From: Cliff Stabbert (email@example.com)
Date: Fri Sep 13 2002 - 14:05:45 MDT
Friday, September 13, 2002, 2:24:16 PM, Ben Goertzel wrote:
BG> You seem to be making the observation that the "higher self" (as
BG> some have referred to it) is one and indivisible -- is the same
BG> "core self" inside all of us. This is an age-old mystical
BG> observation which has a deep validity to it.
I think "observation" is the right word here. There are mystical
states (that can be achieved by a number of methods) where this core
self is directly experienced.
Without going into detail, when (if?) I experienced such a state I
found myself quite speechless -- and utterly convinced of immortality.
Immortality of consciousness, that is -- not the personal sort. And
convinced, also, of a striving-towards-Godness that is immanent in the
universe. I don't mean Godness in a traditional religious sense,
but rather in the sense of us all being fragments, perhaps, who've
forgotten our underlying unity. A struggling to wake up from this
dream and a sense that we're (or I AM, in biblical terms) close to
doing so. Perhaps akin to what Philip K. Dick meant by 'anamnesis'.
So much for mysticism.
As a geek, neophile, technophile, what have you, my (crude metaphor
ahoy!) left brain is fascinated with the Singularity and how to get
there: evaluating possible approaches to AI, drawing exponential
graphs, speculating on nanotech, uploading and the rest.
And I wonder if this technical path goes up the same mountain, just
from the other side, and meets up with the mystical path at the top.
Sometimes I wonder whether science and mysticism must meet and
integrate at some point before the top in order to get all the way to
the top -- that place where magic and technology become truly
indistinguishable (not just to those with lesser technology).
BG> However, this "higher self" or "deep self" or "raw core of
BG> awareness" (First as Charles Peirce called it) is not the same as
BG> the "psychosocial self" which individuates us and makes us "who we
BG> are", in the sense that I am different from Eliezer, who is
BG> different from my friend's housecleaner, etc.
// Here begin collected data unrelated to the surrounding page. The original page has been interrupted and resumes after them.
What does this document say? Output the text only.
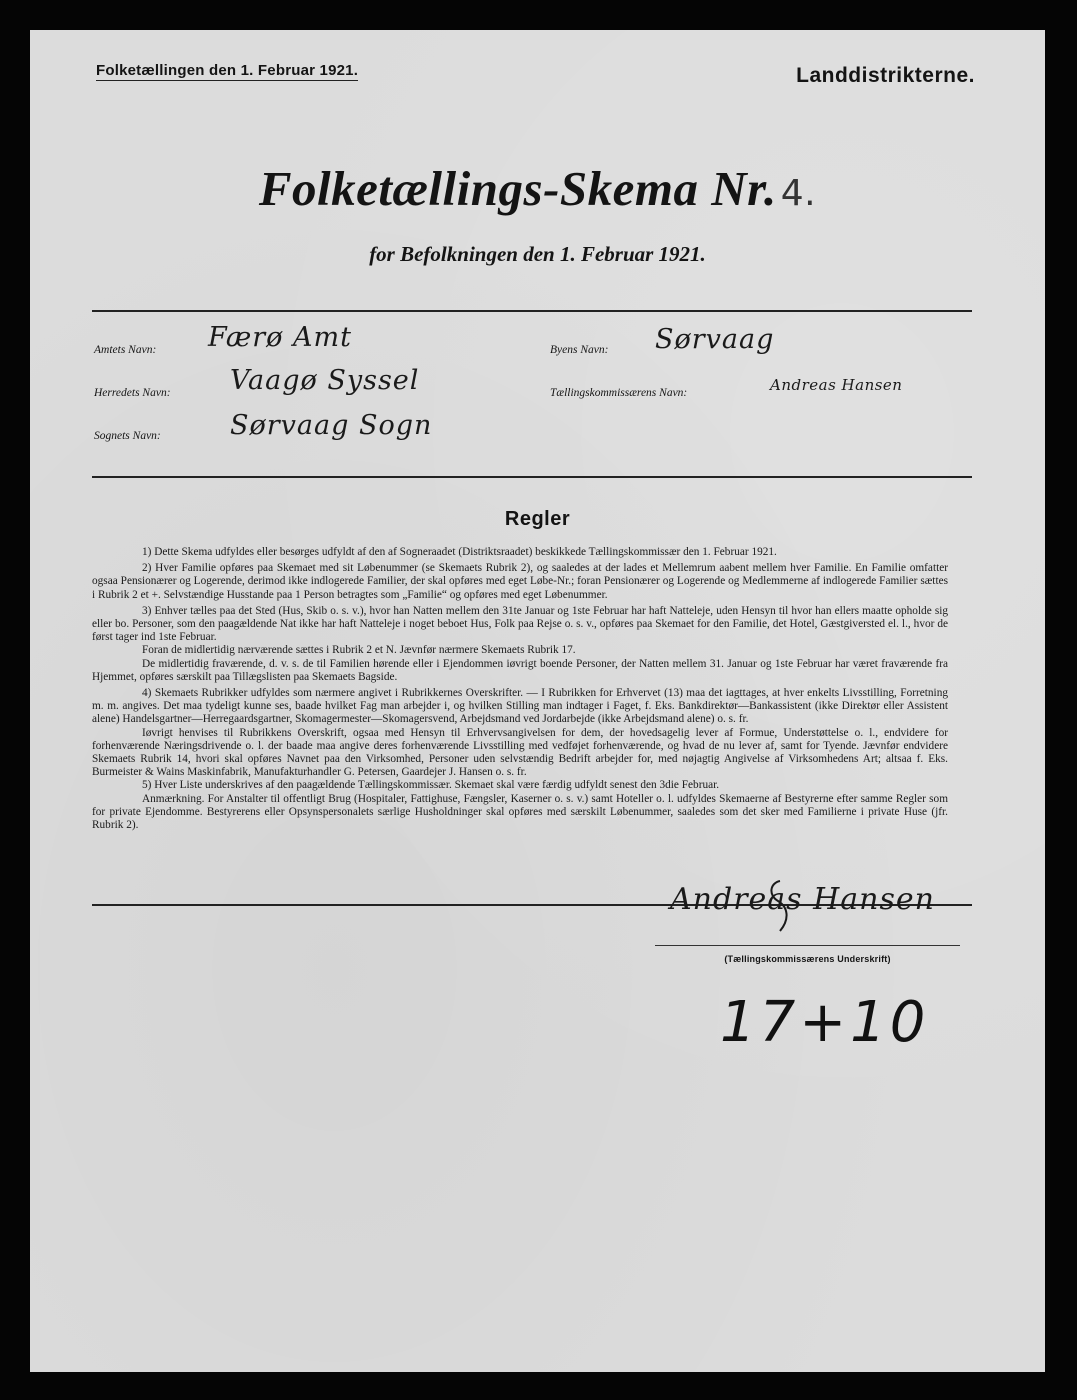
Folketællingen den 1. Februar 1921.	Landdistrikterne.
Folketællings-Skema Nr. 4.
for Befolkningen den 1. Februar 1921.
Amtets Navn: Færø Amt
Herredets Navn: Vaagø Syssel
Sognets Navn:	Sørvaag Sogn
Byens Navn: Sørvaag
Tællingskommissærens Navn:	Andreas Hansen
Regler

1) Dette Skema udfyldes eller besørges udfyldt af den af Sogneraadet (Distriktsraadet) beskikkede Tællingskommissær den 1. Februar 1921.

2) Hver Familie opføres paa Skemaet med sit Løbenummer (se Skemaets Rubrik 2), og saaledes at der lades et Mellemrum aabent mellem hver Familie. En Familie omfatter ogsaa Pensionærer og Logerende, derimod ikke indlogerede Familier, der skal opføres med eget Løbe-Nr.; foran Pensionærer og Logerende og Medlemmerne af indlogerede Familier sættes i Rubrik 2 et +. Selvstændige Husstande paa 1 Person betragtes som „Familie“ og opføres med eget Løbenummer.

3) Enhver tælles paa det Sted (Hus, Skib o. s. v.), hvor han Natten mellem den 31te Januar og 1ste Februar har haft Natteleje, uden Hensyn til hvor han ellers maatte opholde sig eller bo. Personer, som den paagældende Nat ikke har haft Natteleje i noget beboet Hus, Folk paa Rejse o. s. v., opføres paa Skemaet for den Familie, det Hotel, Gæstgiversted el. l., hvor de først tager ind 1ste Februar.

Foran de midlertidig nærværende sættes i Rubrik 2 et N. Jævnfør nærmere Skemaets Rubrik 17.

De midlertidig fraværende, d. v. s. de til Familien hørende eller i Ejendommen iøvrigt boende Personer, der Natten mellem 31. Januar og 1ste Februar har været fraværende fra Hjemmet, opføres særskilt paa Tillægslisten paa Skemaets Bagside.

4) Skemaets Rubrikker udfyldes som nærmere angivet i Rubrikkernes Overskrifter. — I Rubrikken for Erhvervet (13) maa det iagttages, at hver enkelts Livsstilling, Forretning m. m. angives. Det maa tydeligt kunne ses, baade hvilket Fag man arbejder i, og hvilken Stilling man indtager i Faget, f. Eks. Bankdirektør—Bankassistent (ikke Direktør eller Assistent alene) Handelsgartner—Herregaardsgartner, Skomagermester—Skomagersvend, Arbejdsmand ved Jordarbejde (ikke Arbejdsmand alene) o. s. fr.

Iøvrigt henvises til Rubrikkens Overskrift, ogsaa med Hensyn til Erhvervsangivelsen for dem, der hovedsagelig lever af Formue, Understøttelse o. l., endvidere for forhenværende Næringsdrivende o. l. der baade maa angive deres forhenværende Livsstilling med vedføjet forhenværende, og hvad de nu lever af, samt for Tyende. Jævnfør endvidere Skemaets Rubrik 14, hvori skal opføres Navnet paa den Virksomhed, Personer uden selvstændig Bedrift arbejder for, med nøjagtig Angivelse af Virksomhedens Art; altsaa f. Eks. Burmeister & Wains Maskinfabrik, Manufakturhandler G. Petersen, Gaardejer J. Hansen o. s. fr.

5) Hver Liste underskrives af den paagældende Tællingskommissær. Skemaet skal være færdig udfyldt senest den 3die Februar.

Anmærkning. For Anstalter til offentligt Brug (Hospitaler, Fattighuse, Fængsler, Kaserner o. s. v.) samt Hoteller o. l. udfyldes Skemaerne af Bestyrerne efter samme Regler som for private Ejendomme. Bestyrerens eller Opsynspersonalets særlige Husholdninger skal opføres med særskilt Løbenummer, saaledes som det sker med Familierne i private Huse (jfr. Rubrik 2).

Andreas Hansen
(Tællingskommissærens Underskrift)
17+10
Yes. And I don't know whether it makes sense to think in terms of
individual survival past the Singularity. My psychosocial self, me,
myself, "I" -- of course I desire it. At times that seems like a
selfish or fear-based desire though -- akin to an infant not wanting
to leave the womb. In my own case, I find it hard to clearly separate
my fear of death from my fear of pain from my will to survive from my
will for Something to survive.
Maybe the Singularity will let me *return* to the womb.